Previously, global research and consultancy group Wood Mackenzie predicted that Brazil’s private oil companies will increase oil production by 75% from 1.221Mb/d to 2.123Mb/d by 2030. According to WoodMac, international oil companies such as Shell Plc (NYSE:SHEL), Equinor ASA, (NYSE:EQNR), TotalEnergies SE (NYSE:TTE), Repsol Sinopec Brasil S.A. and Petrogal will be among the top producers thanks to their partnership with Petrobras in the pre-salt and fields under development.

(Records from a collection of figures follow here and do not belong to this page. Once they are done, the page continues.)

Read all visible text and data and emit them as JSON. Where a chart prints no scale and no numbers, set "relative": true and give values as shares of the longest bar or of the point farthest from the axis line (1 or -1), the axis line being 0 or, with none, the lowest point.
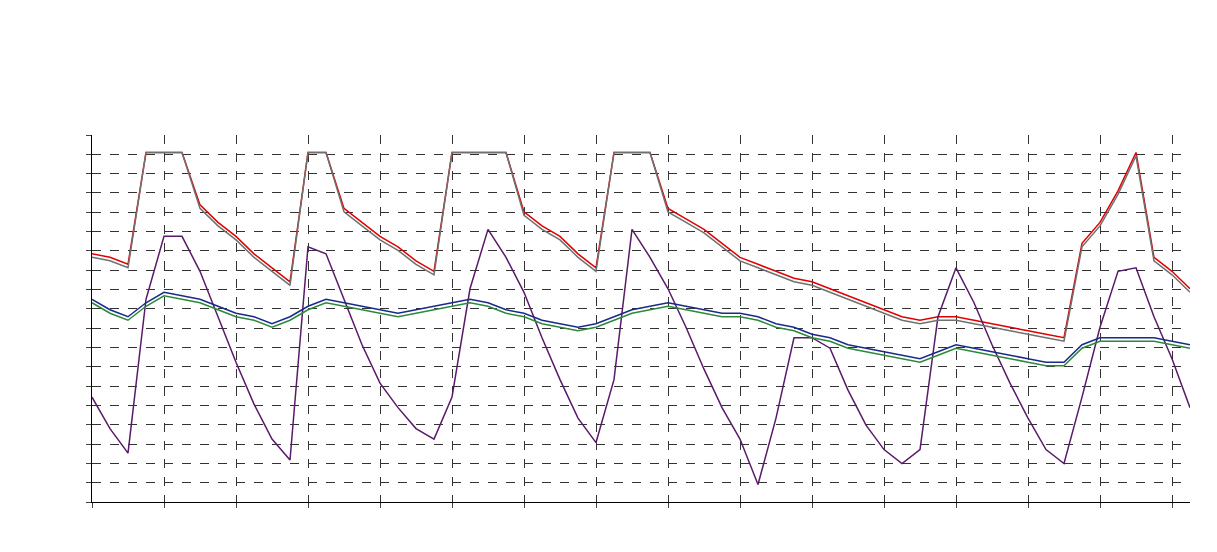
{
  "chart_data": {
    "type": "line",
    "relative": true,
    "grid": true,
    "line_style": "solid",
    "marker": "none",
    "categories": [
      null,
      null,
      null,
      null,
      null,
      null,
      null,
      null,
      null,
      null,
      null,
      null,
      null,
      null,
      null,
      null,
      null,
      null,
      null,
      null,
      null,
      null,
      null,
      null,
      null,
      null,
      null,
      null,
      null,
      null,
      null,
      null,
      null,
      null,
      null,
      null,
      null,
      null,
      null,
      null,
      null,
      null,
      null,
      null,
      null,
      null,
      null,
      null,
      null,
      null,
      null,
      null,
      null,
      null,
      null,
      null,
      null,
      null,
      null,
      null,
      null,
      null
    ],
    "series": [
      {
        "color": "#e00000",
        "values": [
          0.71,
          0.7,
          0.68,
          1,
          1,
          1,
          0.85,
          0.8,
          0.76,
          0.71,
          0.67,
          0.63,
          1,
          1,
          0.84,
          0.8,
          0.76,
          0.73,
          0.69,
          0.66,
          1,
          1,
          1,
          1,
          0.83,
          0.79,
          0.76,
          0.71,
          0.67,
          1,
          1,
          1,
          0.84,
          0.81,
          0.78,
          0.74,
          0.7,
          0.68,
          0.66,
          0.64,
          0.63,
          0.61,
          0.59,
          0.57,
          0.55,
          0.53,
          0.52,
          0.53,
          0.53,
          0.52,
          0.51,
          0.5,
          0.49,
          0.48,
          0.47,
          0.74,
          0.8,
          0.89,
          1,
          0.7,
          0.66,
          0.61
        ]
      },
      {
        "color": "#5a1a6a",
        "values": [
          0.3,
          0.21,
          0.14,
          0.58,
          0.76,
          0.76,
          0.66,
          0.53,
          0.4,
          0.28,
          0.18,
          0.12,
          0.73,
          0.71,
          0.58,
          0.45,
          0.34,
          0.27,
          0.21,
          0.18,
          0.3,
          0.61,
          0.78,
          0.7,
          0.6,
          0.47,
          0.35,
          0.24,
          0.17,
          0.35,
          0.78,
          0.7,
          0.61,
          0.5,
          0.38,
          0.27,
          0.18,
          0.05,
          0.24,
          0.47,
          0.47,
          0.44,
          0.32,
          0.22,
          0.15,
          0.11,
          0.15,
          0.53,
          0.67,
          0.57,
          0.45,
          0.34,
          0.24,
          0.15,
          0.11,
          0.3,
          0.5,
          0.66,
          0.67,
          0.53,
          0.41,
          0.27
        ]
      },
      {
        "color": "#707070",
        "values": [
          0.7,
          0.69,
          0.67,
          1,
          1,
          1,
          0.84,
          0.79,
          0.75,
          0.7,
          0.66,
          0.62,
          1,
          1,
          0.83,
          0.79,
          0.75,
          0.72,
          0.68,
          0.65,
          1,
          1,
          1,
          1,
          0.82,
          0.78,
          0.75,
          0.7,
          0.66,
          1,
          1,
          1,
          0.83,
          0.8,
          0.77,
          0.73,
          0.69,
          0.67,
          0.65,
          0.63,
          0.62,
          0.6,
          0.58,
          0.56,
          0.54,
          0.52,
          0.51,
          0.52,
          0.52,
          0.51,
          0.5,
          0.49,
          0.48,
          0.47,
          0.46,
          0.73,
          0.79,
          0.88,
          0.99,
          0.69,
          0.65,
          0.6
        ]
      },
      {
        "color": "#1a2a8a",
        "values": [
          0.58,
          0.55,
          0.53,
          0.57,
          0.6,
          0.59,
          0.58,
          0.56,
          0.54,
          0.53,
          0.51,
          0.53,
          0.56,
          0.58,
          0.57,
          0.56,
          0.55,
          0.54,
          0.55,
          0.56,
          0.57,
          0.58,
          0.57,
          0.55,
          0.54,
          0.52,
          0.51,
          0.5,
          0.51,
          0.53,
          0.55,
          0.56,
          0.57,
          0.56,
          0.55,
          0.54,
          0.54,
          0.53,
          0.51,
          0.5,
          0.48,
          0.47,
          0.45,
          0.44,
          0.43,
          0.42,
          0.41,
          0.43,
          0.45,
          0.44,
          0.43,
          0.42,
          0.41,
          0.4,
          0.4,
          0.45,
          0.47,
          0.47,
          0.47,
          0.47,
          0.46,
          0.45
        ]
      },
      {
        "color": "#2a8a3a",
        "values": [
          0.57,
          0.54,
          0.52,
          0.56,
          0.59,
          0.58,
          0.57,
          0.55,
          0.53,
          0.52,
          0.5,
          0.52,
          0.55,
          0.57,
          0.56,
          0.55,
          0.54,
          0.53,
          0.54,
          0.55,
          0.56,
          0.57,
          0.56,
          0.54,
          0.53,
          0.51,
          0.5,
          0.49,
          0.5,
          0.52,
          0.54,
          0.55,
          0.56,
          0.55,
          0.54,
          0.53,
          0.53,
          0.52,
          0.5,
          0.49,
          0.47,
          0.46,
          0.44,
          0.43,
          0.42,
          0.41,
          0.4,
          0.42,
          0.44,
          0.43,
          0.42,
          0.41,
          0.4,
          0.39,
          0.39,
          0.44,
          0.46,
          0.46,
          0.46,
          0.46,
          0.45,
          0.44
        ]
      }
    ]
  }
}
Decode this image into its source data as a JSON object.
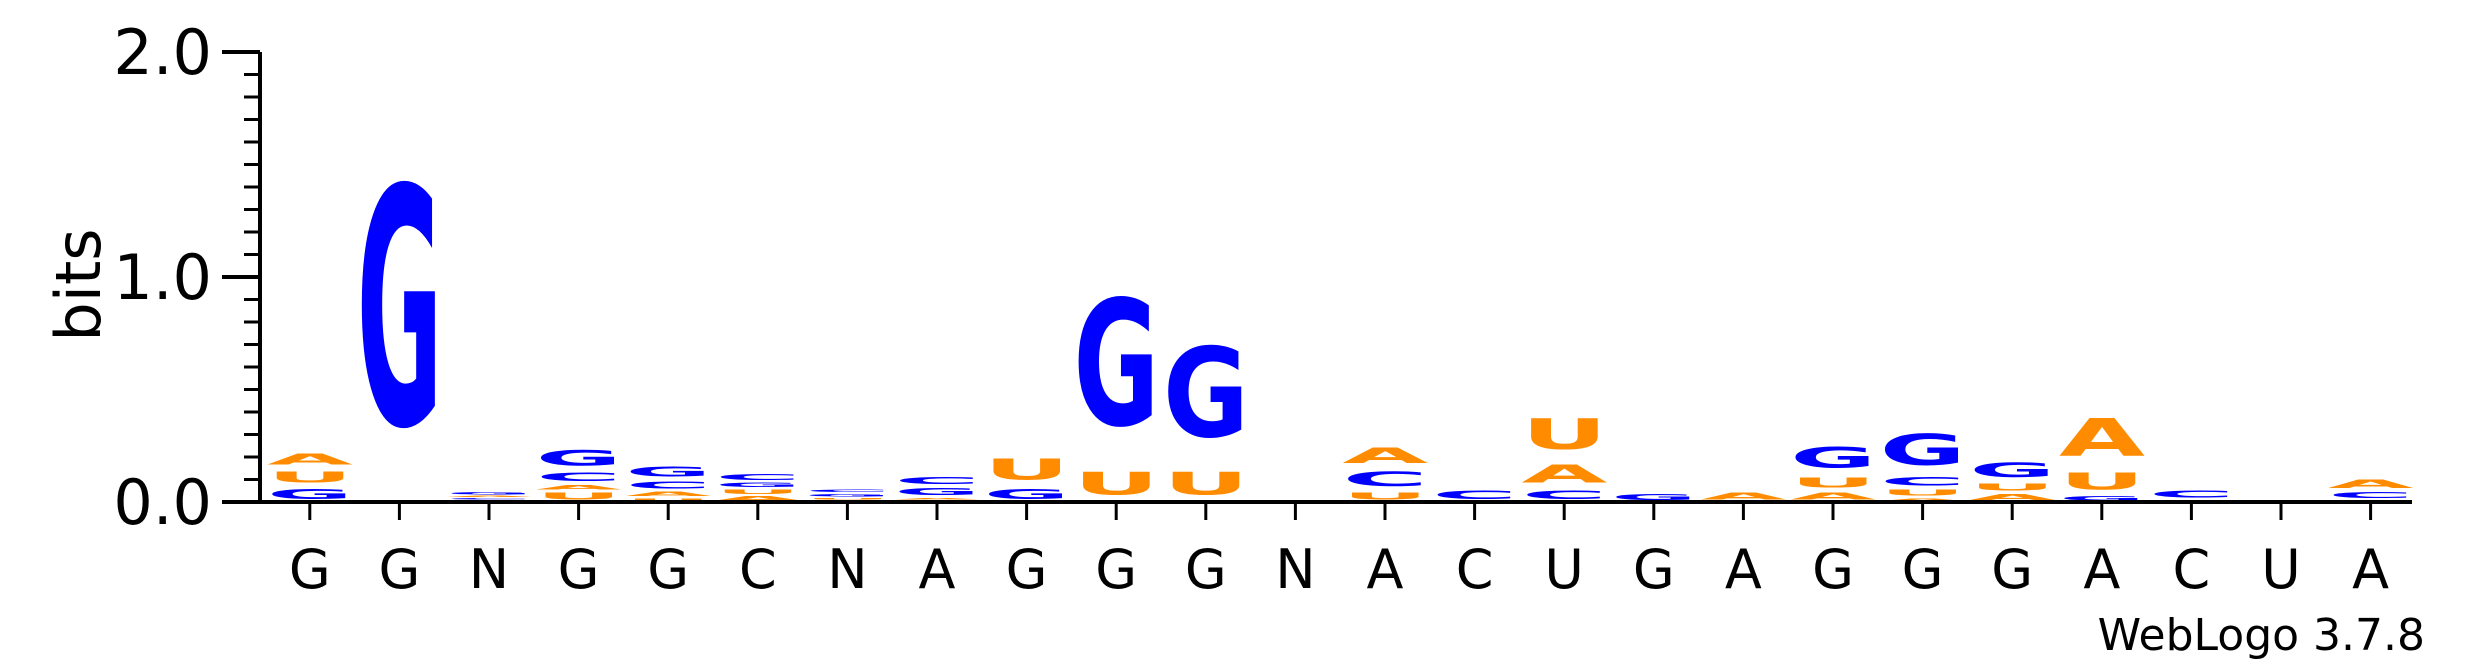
{
  "chart_data": {
    "type": "sequence-logo",
    "ylabel": "bits",
    "ylim": [
      0,
      2.0
    ],
    "yticks": [
      {
        "value": 0.0,
        "label": "0.0"
      },
      {
        "value": 1.0,
        "label": "1.0"
      },
      {
        "value": 2.0,
        "label": "2.0"
      }
    ],
    "colors": {
      "G": "#0000ff",
      "C": "#0000ff",
      "U": "#ff8c00",
      "A": "#ff8c00",
      "N": "#000000"
    },
    "positions": [
      {
        "label": "G",
        "stack": [
          {
            "l": "G",
            "h": 0.07
          },
          {
            "l": "U",
            "h": 0.08
          },
          {
            "l": "A",
            "h": 0.08
          }
        ]
      },
      {
        "label": "G",
        "stack": [
          {
            "l": "G",
            "h": 1.7
          }
        ]
      },
      {
        "label": "N",
        "stack": [
          {
            "l": "U",
            "h": 0.01
          },
          {
            "l": "C",
            "h": 0.01
          },
          {
            "l": "A",
            "h": 0.01
          },
          {
            "l": "G",
            "h": 0.02
          }
        ]
      },
      {
        "label": "G",
        "stack": [
          {
            "l": "U",
            "h": 0.05
          },
          {
            "l": "A",
            "h": 0.03
          },
          {
            "l": "C",
            "h": 0.06
          },
          {
            "l": "G",
            "h": 0.11
          }
        ]
      },
      {
        "label": "G",
        "stack": [
          {
            "l": "U",
            "h": 0.02
          },
          {
            "l": "A",
            "h": 0.03
          },
          {
            "l": "C",
            "h": 0.05
          },
          {
            "l": "G",
            "h": 0.07
          }
        ]
      },
      {
        "label": "C",
        "stack": [
          {
            "l": "A",
            "h": 0.03
          },
          {
            "l": "U",
            "h": 0.03
          },
          {
            "l": "G",
            "h": 0.03
          },
          {
            "l": "C",
            "h": 0.04
          }
        ]
      },
      {
        "label": "N",
        "stack": [
          {
            "l": "A",
            "h": 0.01
          },
          {
            "l": "U",
            "h": 0.01
          },
          {
            "l": "G",
            "h": 0.02
          },
          {
            "l": "C",
            "h": 0.02
          }
        ]
      },
      {
        "label": "A",
        "stack": [
          {
            "l": "U",
            "h": 0.01
          },
          {
            "l": "A",
            "h": 0.01
          },
          {
            "l": "G",
            "h": 0.05
          },
          {
            "l": "C",
            "h": 0.05
          }
        ]
      },
      {
        "label": "G",
        "stack": [
          {
            "l": "G",
            "h": 0.07
          },
          {
            "l": "U",
            "h": 0.15
          }
        ]
      },
      {
        "label": "G",
        "stack": [
          {
            "l": "U",
            "h": 0.16
          },
          {
            "l": "G",
            "h": 0.9
          }
        ]
      },
      {
        "label": "G",
        "stack": [
          {
            "l": "U",
            "h": 0.16
          },
          {
            "l": "G",
            "h": 0.64
          }
        ]
      },
      {
        "label": "N",
        "stack": []
      },
      {
        "label": "A",
        "stack": [
          {
            "l": "U",
            "h": 0.05
          },
          {
            "l": "C",
            "h": 0.1
          },
          {
            "l": "A",
            "h": 0.11
          }
        ]
      },
      {
        "label": "C",
        "stack": [
          {
            "l": "C",
            "h": 0.06
          }
        ]
      },
      {
        "label": "U",
        "stack": [
          {
            "l": "C",
            "h": 0.06
          },
          {
            "l": "A",
            "h": 0.13
          },
          {
            "l": "U",
            "h": 0.22
          }
        ]
      },
      {
        "label": "G",
        "stack": [
          {
            "l": "G",
            "h": 0.04
          }
        ]
      },
      {
        "label": "A",
        "stack": [
          {
            "l": "A",
            "h": 0.05
          }
        ]
      },
      {
        "label": "G",
        "stack": [
          {
            "l": "A",
            "h": 0.05
          },
          {
            "l": "U",
            "h": 0.07
          },
          {
            "l": "G",
            "h": 0.15
          }
        ]
      },
      {
        "label": "G",
        "stack": [
          {
            "l": "A",
            "h": 0.02
          },
          {
            "l": "U",
            "h": 0.04
          },
          {
            "l": "C",
            "h": 0.06
          },
          {
            "l": "G",
            "h": 0.22
          }
        ]
      },
      {
        "label": "G",
        "stack": [
          {
            "l": "A",
            "h": 0.04
          },
          {
            "l": "U",
            "h": 0.05
          },
          {
            "l": "G",
            "h": 0.1
          }
        ]
      },
      {
        "label": "A",
        "stack": [
          {
            "l": "G",
            "h": 0.03
          },
          {
            "l": "U",
            "h": 0.12
          },
          {
            "l": "A",
            "h": 0.27
          }
        ]
      },
      {
        "label": "C",
        "stack": [
          {
            "l": "A",
            "h": 0.01
          },
          {
            "l": "C",
            "h": 0.05
          }
        ]
      },
      {
        "label": "U",
        "stack": []
      },
      {
        "label": "A",
        "stack": [
          {
            "l": "U",
            "h": 0.01
          },
          {
            "l": "C",
            "h": 0.04
          },
          {
            "l": "A",
            "h": 0.06
          }
        ]
      }
    ]
  },
  "footer": {
    "credit": "WebLogo 3.7.8"
  }
}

Last month, BofA upgraded PBR shares to Buy from Neutral with a $17.90 price target (21% upside from current price), raised from $16.80, citing important developments since the CEO change which have helped ease concerns on corporate governance, fuel pricing and dividends.
SandRidge Energy
P/E (TTM): 10.31
Dividend Yield: 14.3%
Market Cap: $497.1M
Oklahoma City, Oklahoma-based SandRidge Energy, Inc. (NYSE:SD) engages in the acquisition, development, and production of oil, natural gas, and natural gas liquids in the United States Mid-Continent. The company owns 817 net producing wells and operates approximately 368,000 net leasehold acres in Oklahoma and Kansas, as well as total estimated proved reserves of 71.3 million barrels of oil equivalent.
SandRidge has lately been posting negative results with oil production declining nearly 30% over the past year as its oil wells deplete. The company reported Q1 2024 revenue of $30.28M (-29.8% Y/Y) after producing 15,100 BOEPD (15% oil), above its full-year guidance for an average of 14,500 BOEPD (15% oil), despite the acquisition of additional working interests in producing NW Stack wells. The company generated $14.5 million of free cash flow for the three-month period ended March 31, 2024 and had $208.5 million of cash and cash equivalents, including restricted cash.